Penetrating into the lymph nodes, tumor metastases are for a long time limited by the limits of the lymphatic reservoirs, regional for the affected lung lobe.
Spreading to the medistinal regions of the regional lymphatic collector, cancer metastases are stably and relatively long held on the side of the same name as the affected lung tumor. Therefore, the removal of lymph nodes and mediastinal tissue during surgical interventions only from the side of the corresponding lung fully complies with the principles of oncological radicalism. The transition of metastases to the opposite side of the mediastinum is usually
observed with total metastasis of the lymphatic collectors of the same name with a tumor in the lung. Then, metastasis in the retrograde direction — to the lymphatic bridles of the retroperitoneal region — often occurs.
A special place is occupied by the spread of lung cancer metastases from the mediastinal to the upstream lymphatic collectors.
Since the lymphatic collectors of the mediastinum and supraclavicular regions have numerous connections between each other, and the lymph flow in this region follows in an upward direction, metastasis of the tumor here is quite reasonable both anatomically and physiologically. It should be noted that the phasing of the spread of lymphogenous metastases to regional collectors always determines the position that, when blastomatous lesions of the lymph nodes of the supraclavicular collectors are established, it is possible to assert with complete certainty that the lower mediastinal groups of lymph nodes are involved in the pathological process. The general laws of lymphatic flow and cancer metastasis throughout the regional lymphatic lung collectors, as shown by studies in the clinic, make it possible to judge with a high degree of certainty the prevalence of the blastomatous process within the mediastinum, depending on various changes in the lymph nodes of the deep cervical lymphatic collectors .

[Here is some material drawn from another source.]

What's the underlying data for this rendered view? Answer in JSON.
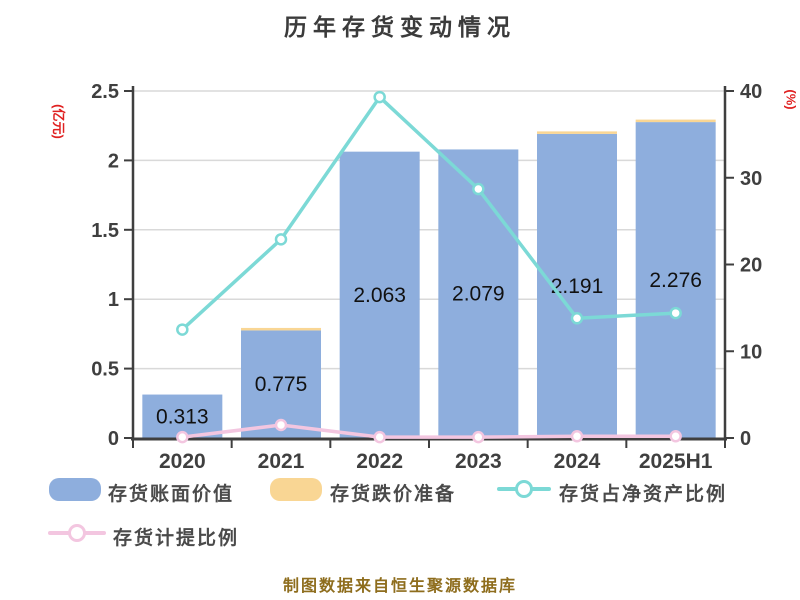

With unilateral metastases in the supraclavicular lymph nodes on the side corresponding to the tumor affected by the lung, metastasis by this time always reaches the mediastinal collectors, it has a unilateral character. Moreover, the vastness of these changes may be greater or somewhat lesser, depending on whether a unilateral lesion of the supraclavicular lymph nodes is single or multiple.
With bilateral metastasis of cancer to the supraclavicular lymph nodes or unilateral, but contralateral with respect to the affected lung, changes in the mediastinal lymphatic collectors are always extensive. Then metastases here for a considerable extent block the pathways of lymph outflow along the collectors of the same side with the tumor affected by the tumor, and along the transverse connections they reach the lymph nodes of the opposite side of the mediastinum, making it impossible to perform surgical intervention in oncologically justified, practical limits.